L’enseignement du pape François sur la théorie de la «guerre juste» est un point de réflexion crucial dans le monde actuel où des motifs historiques pour justifier moralement l’agression et la violence sont souvent mal utilisés, a déclaré le cardinal canadien Michael Czerny, sous-secrétaire de la Section des migrants et des réfugiés du Vatican.
La récente encyclique du pape François, Fratelli tutti, sur la fraternité et l’amitié sociale, met à juste titre en garde contre le recours moderne à la théorie de la guerre juste car celle-ci est souvent «mal comprise et mal utilisée comme justification et elle est invoquée comme un bouclier, comme un déguisement pour des motifs qui sont loin d’être justes et justifiables», a déclaré le cardinal Czerny le 18 novembre.
«Autrement dit, mon sentiment est que ce que fait Fratelli tutti, c’est mettre de côté la possibilité d’utiliser la théorie de la guerre juste à des fins rhétoriques – pour la rhétorique, la communication, le recadrage idéologique de l’agression et de la violence en termes qui sont « justifiables »», a déclaré le cardinal lors d’une discussion sur l’encyclique au Centre laïque du Foyer Unitas.
Selon le catéchisme de l’Église catholique, la justification de l’entrée en guerre est «soumise à des conditions rigoureuses de légitimité morale». Cependant, dans Fratelli tutti, le pape a averti qu’«il est facile de tomber dans une interprétation trop large de ce droit potentiel».
Le pape François a également soulevé la question de savoir «si le développement des armes nucléaires, chimiques et biologiques, et les possibilités énormes et croissantes offertes par les nouvelles technologies, ont conféré à la guerre un pouvoir destructeur incontrôlable sur un grand nombre de civils innocents».
Il n’est plus possible d’envisager la guerre comme une solution, car ses risques seront probablement toujours plus grands que ses avantages supposés, l’un des principaux critères de la théorie de la guerre juste, a écrit le pape François.
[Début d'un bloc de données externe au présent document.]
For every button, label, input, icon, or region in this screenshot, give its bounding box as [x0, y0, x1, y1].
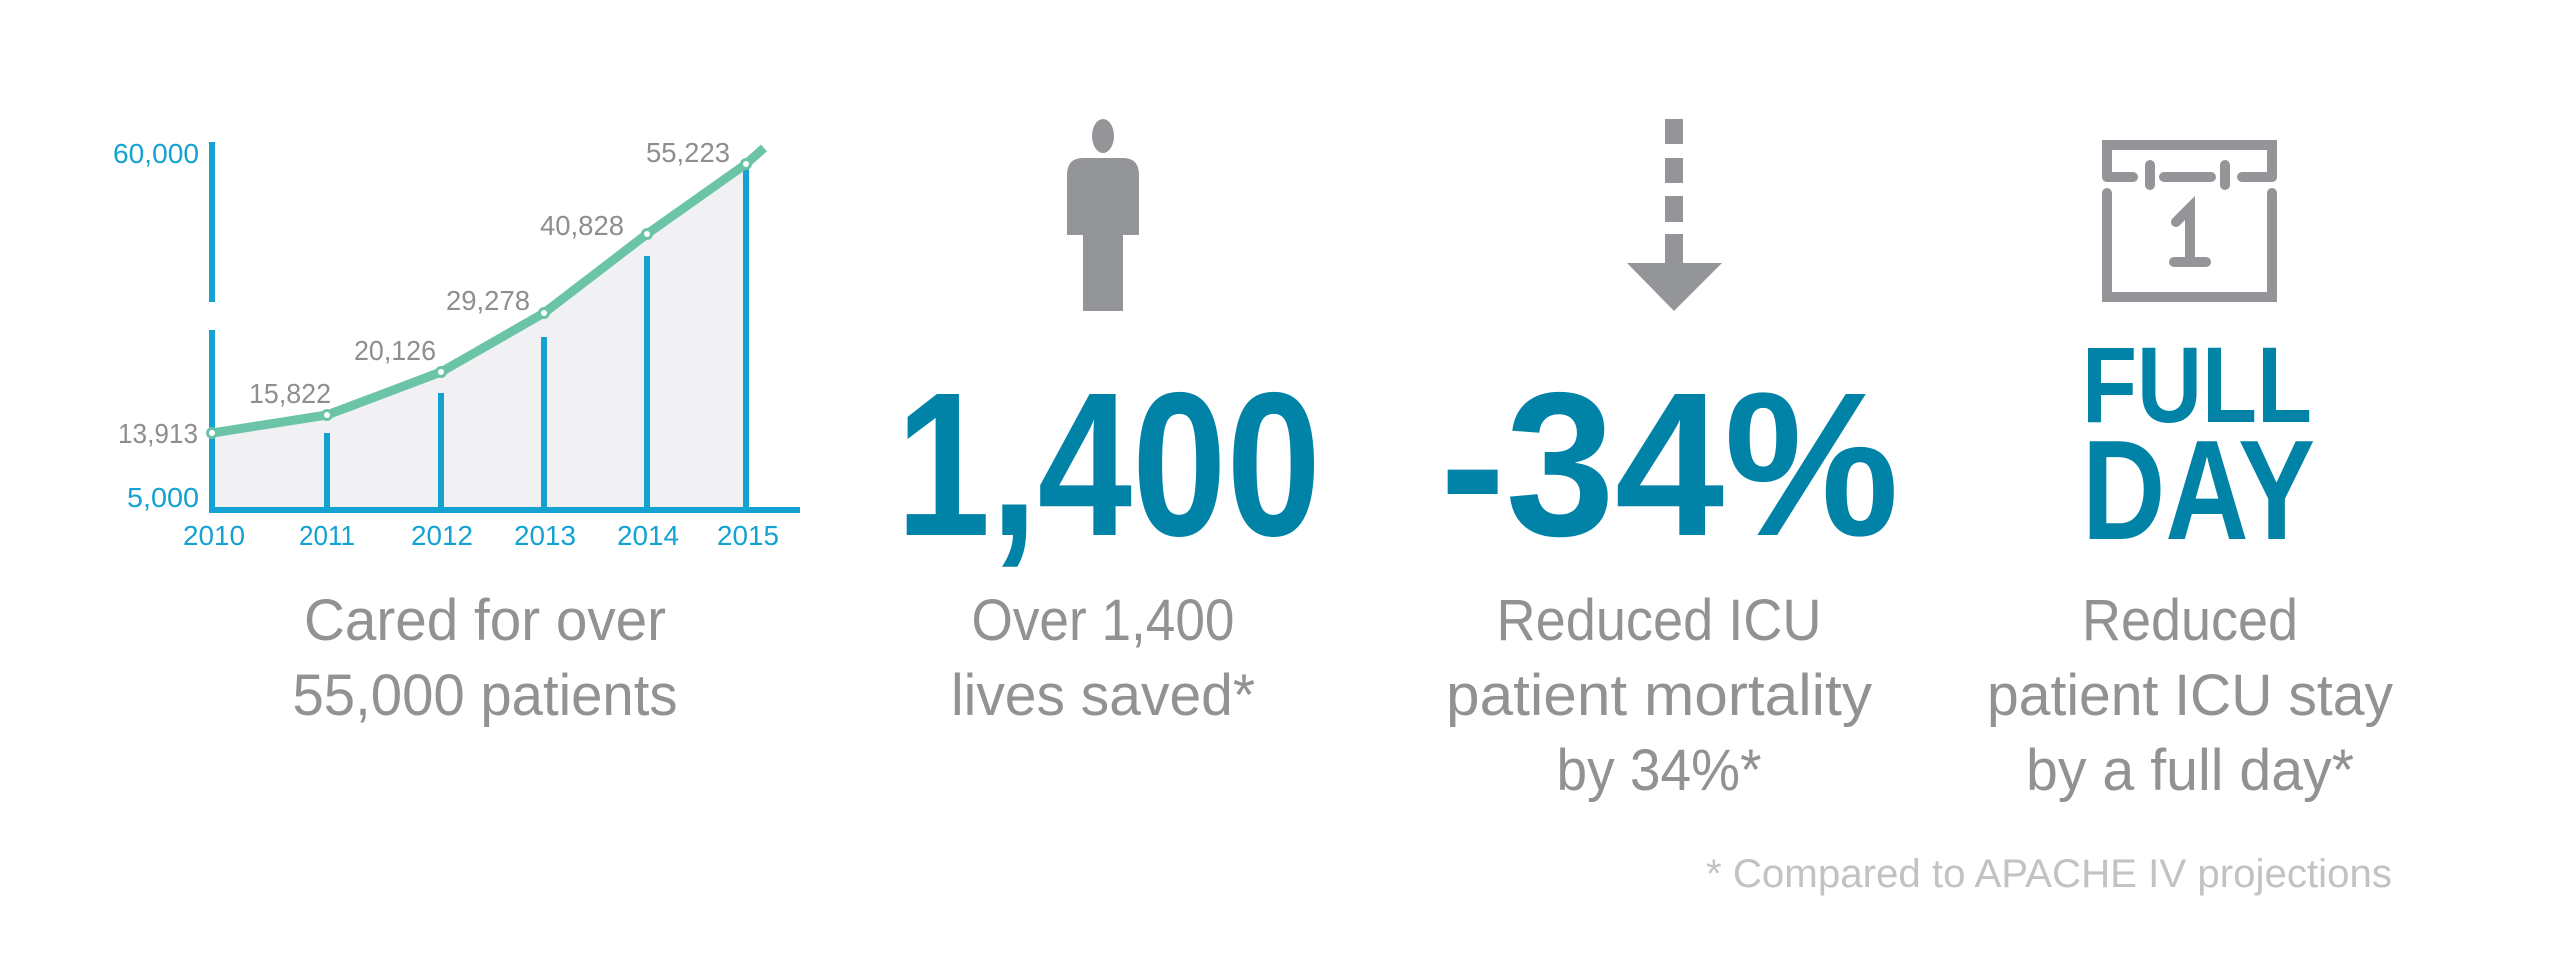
panel: patient growth chart	[113, 137, 800, 551]
caption: lives saved	[951, 588, 1255, 728]
data labels: 40,828	[540, 210, 624, 241]
caption: lives saved: lives saved*	[951, 663, 1255, 728]
axis labels: 2012	[411, 520, 473, 551]
big number: 1,400: 1,400	[896, 350, 1321, 579]
caption: lives saved: Over 1,400	[972, 588, 1234, 653]
caption: ICU stay: patient ICU stay	[1987, 663, 2393, 728]
caption: mortality: by 34%*	[1556, 738, 1762, 803]
data labels: 15,822	[249, 378, 331, 409]
big text: FULL DAY	[2082, 324, 2315, 570]
axis labels: 2013	[514, 520, 576, 551]
caption: mortality: patient mortality	[1446, 663, 1872, 728]
data labels: 20,126	[354, 335, 436, 366]
data labels: 13,913	[118, 418, 198, 449]
data labels	[118, 137, 730, 449]
data labels: 55,223	[646, 137, 730, 168]
caption: patients: Cared for over	[304, 588, 666, 653]
caption: patients	[292, 588, 678, 728]
axis labels: 2015	[717, 520, 779, 551]
axis labels: 2011	[299, 520, 355, 551]
caption: patients: 55,000 patients	[292, 663, 678, 728]
chart area fill	[212, 164, 746, 510]
axis labels	[113, 138, 779, 551]
line series	[212, 148, 764, 433]
big text: FULL DAY: FULL	[2082, 324, 2312, 445]
caption: mortality	[1446, 588, 1872, 803]
axis labels: 2010	[183, 520, 245, 551]
data labels: 29,278	[446, 285, 530, 316]
caption: mortality: Reduced ICU	[1496, 588, 1822, 653]
icon: dashed down arrow	[1627, 119, 1722, 311]
big text: FULL DAY: DAY	[2082, 411, 2315, 570]
footnote: * Compared to APACHE IV projections	[1706, 852, 2392, 896]
icon: person	[1067, 119, 1139, 311]
icon: calendar	[2107, 145, 2272, 297]
caption: ICU stay: by a full day*	[2026, 738, 2354, 803]
axis labels: 2014	[617, 520, 679, 551]
axis labels: 5,000	[127, 482, 199, 513]
caption: ICU stay: Reduced	[2082, 588, 2298, 653]
y axis	[209, 142, 800, 512]
caption: ICU stay	[1987, 588, 2393, 803]
big number: -34%: -34%	[1440, 350, 1899, 579]
axis labels: 60,000	[113, 138, 199, 169]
Selon ce dernier, il est très difficile aujourd’hui d’invoquer les critères rationnels élaborés au cours des siècles précédents pour parler de la possibilité d’une «guerre juste».
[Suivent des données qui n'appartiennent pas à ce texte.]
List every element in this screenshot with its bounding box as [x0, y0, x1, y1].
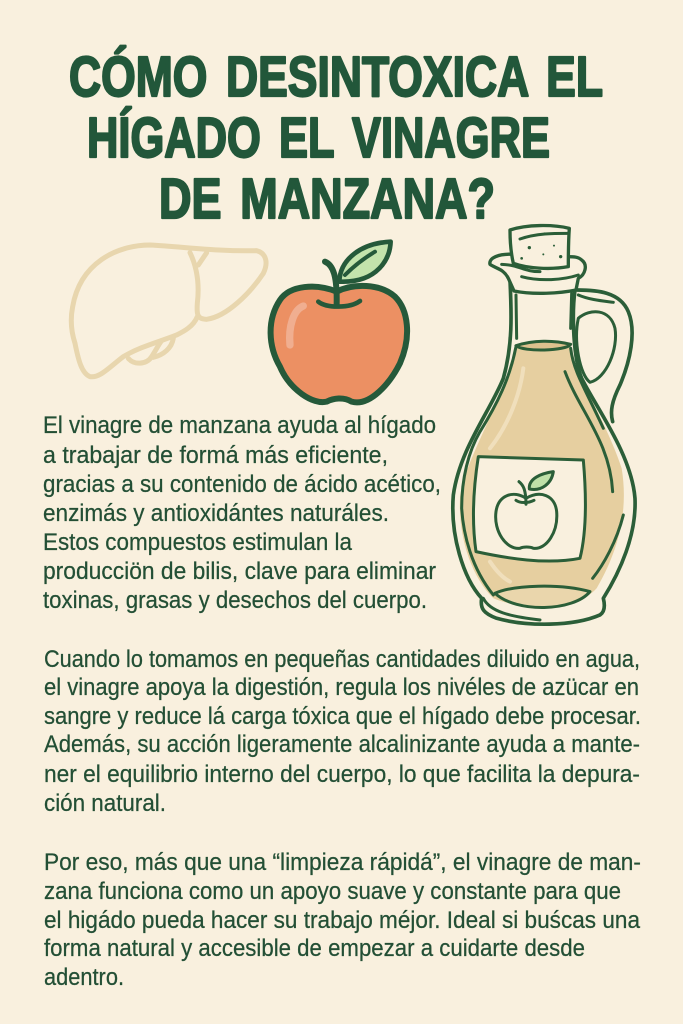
bottle body outline	[453, 280, 635, 624]
title: DE MANZANA?	[159, 167, 495, 231]
paragraph 2: ción natural.	[44, 790, 166, 817]
liquid highlight	[490, 368, 523, 582]
paragraph 3: el higádo pueda hacer su trabajo méjor. Ideal si buścas una	[44, 907, 640, 934]
paragraph 1: enzimás y antioxidántes naturáles.	[43, 500, 389, 527]
paragraph 1: gracias a su contenido de ácido acético,	[43, 471, 441, 498]
collar	[490, 254, 585, 293]
icon: vinegar bottle	[453, 226, 635, 624]
label apple	[496, 494, 557, 548]
title: HÍGADO EL VINAGRE	[87, 106, 550, 170]
inner glass lines	[462, 347, 516, 595]
paragraph 3	[44, 849, 641, 991]
bottle liquid	[460, 342, 624, 606]
icon: apple	[271, 242, 407, 402]
paragraph 1	[43, 412, 441, 614]
icon: liver outline	[71, 245, 266, 377]
label	[474, 457, 586, 561]
paragraph 3: forma natural y accesible de empezar a cuidarte desde	[44, 935, 585, 962]
paragraph 2: ner el equilibrio interno del cuerpo, lo que facilita la depura-	[44, 761, 640, 788]
paragraph 1: toxinas, grasas y desechos del cuerpo.	[43, 587, 427, 614]
paragraph 1: Estos compuestos estimulan la	[43, 529, 352, 556]
cork	[510, 226, 569, 268]
liquid surface	[516, 341, 571, 350]
paragraph 3: zana funciona como un apoyo suave y constante para que	[44, 878, 621, 905]
title	[69, 45, 603, 231]
paragraph 1: El vinagre de manzana ayuda al hígado	[43, 412, 436, 439]
paragraph 3: adentro.	[44, 964, 124, 991]
handle	[577, 290, 632, 422]
bottle base ellipse	[495, 586, 590, 607]
paragraph 1: producciön de bilis, clave para eliminar	[43, 558, 436, 585]
paragraph 1: a trabajar de formá más eficiente,	[43, 442, 388, 469]
paragraph 3: Por eso, más que una “limpieza rápidá”, el vinagre de man-	[44, 849, 641, 876]
paragraph 2	[44, 646, 641, 817]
Le cardinal Czerny a déclaré que les paroles du pape devraient aider les individus à examiner leur «propre utilisation de la théorie de la « guerre juste »».
«Comment justifiez-vous vos actes d’agression? Comment vous convaincre qu’une valeur, un bienfait, vaut la violence que vous envisagez ou, en fait, que vous exercez», a-t-il demandé.
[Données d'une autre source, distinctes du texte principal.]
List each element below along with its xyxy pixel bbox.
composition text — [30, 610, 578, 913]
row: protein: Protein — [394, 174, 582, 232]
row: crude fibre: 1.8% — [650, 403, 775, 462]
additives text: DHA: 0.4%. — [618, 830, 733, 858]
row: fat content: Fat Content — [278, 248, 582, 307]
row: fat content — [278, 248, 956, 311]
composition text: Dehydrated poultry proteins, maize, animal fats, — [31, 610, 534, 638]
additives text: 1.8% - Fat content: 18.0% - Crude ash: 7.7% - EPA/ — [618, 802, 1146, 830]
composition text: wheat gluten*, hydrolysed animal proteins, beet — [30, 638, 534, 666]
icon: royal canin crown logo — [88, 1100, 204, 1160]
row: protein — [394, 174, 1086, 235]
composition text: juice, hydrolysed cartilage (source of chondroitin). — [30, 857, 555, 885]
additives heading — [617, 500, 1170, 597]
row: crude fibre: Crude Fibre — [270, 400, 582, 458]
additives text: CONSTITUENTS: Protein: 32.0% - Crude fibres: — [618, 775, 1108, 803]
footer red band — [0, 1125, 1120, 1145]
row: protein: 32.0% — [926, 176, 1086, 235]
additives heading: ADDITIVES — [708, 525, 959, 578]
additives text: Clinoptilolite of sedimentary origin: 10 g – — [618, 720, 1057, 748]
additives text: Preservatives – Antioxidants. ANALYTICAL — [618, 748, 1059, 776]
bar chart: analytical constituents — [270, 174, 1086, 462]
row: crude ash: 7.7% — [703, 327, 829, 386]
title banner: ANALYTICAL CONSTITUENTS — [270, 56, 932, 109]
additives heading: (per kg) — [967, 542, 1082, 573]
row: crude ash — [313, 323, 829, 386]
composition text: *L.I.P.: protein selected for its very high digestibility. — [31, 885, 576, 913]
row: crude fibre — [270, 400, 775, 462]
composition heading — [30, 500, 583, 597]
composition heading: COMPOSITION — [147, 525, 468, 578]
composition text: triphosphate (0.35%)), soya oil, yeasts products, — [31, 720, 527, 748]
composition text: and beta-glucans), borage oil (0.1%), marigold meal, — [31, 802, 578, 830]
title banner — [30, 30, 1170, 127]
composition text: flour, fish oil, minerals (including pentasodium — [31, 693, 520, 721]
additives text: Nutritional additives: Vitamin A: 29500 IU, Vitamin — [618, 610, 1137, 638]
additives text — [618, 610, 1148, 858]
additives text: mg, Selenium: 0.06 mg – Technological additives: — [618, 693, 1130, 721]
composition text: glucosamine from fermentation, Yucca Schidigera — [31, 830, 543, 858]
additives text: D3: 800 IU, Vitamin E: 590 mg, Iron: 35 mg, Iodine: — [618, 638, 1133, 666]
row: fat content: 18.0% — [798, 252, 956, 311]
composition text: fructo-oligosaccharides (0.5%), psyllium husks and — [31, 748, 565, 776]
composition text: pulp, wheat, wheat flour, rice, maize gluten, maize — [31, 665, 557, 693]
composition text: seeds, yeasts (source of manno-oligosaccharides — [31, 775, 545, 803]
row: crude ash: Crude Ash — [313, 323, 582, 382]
Le cardinal canadien a déclaré que beaucoup de gens aujourd’hui n’ont pas pleinement saisi «la terreur dont nous sommes maintenant capables» et qu’ils ne comprennent pas que la notion de guerre proportionnelle au bien qu’elle peut réaliser «a été dépassée par notre propre capacité soi-disant technologique et industrielle à produire des armes de plus en plus sophistiquées et de plus en plus horribles».
La «mécanique de la guerre, le matériel de guerre, est lui-même un argument contre toute justification possible», a-t-il déclaré.
La réflexion du pape François sur la question de la guerre moralement justifiée, a-t-il ajouté, sert également à démasquer «nos abus ou notre tentation d’abuser de la théorie de la « guerre juste »».
Le cardinal Czerny a déclaré que bien que le pape n’aborde pas l’aspect économique de la guerre dans l’encyclique, il n’est pas «nécessaire de gratter beaucoup sous la surface pour voir qu’ici nous avons une entreprise très rentable».
«Je pense qu’il est très important de toujours faire une analyse économique très pénétrante et sobre de la guerre parce que, de plus en plus, des intérêts économiques sont en jeu et à tel point que nous ne parlons même plus de la même chose lorsque nous parlons d’une guerre juste, parce que ce dont nous parlons en fait, c’est du business de la guerre, le business de la guerre, avec ses investissements et ses profits», a-t-il déclaré.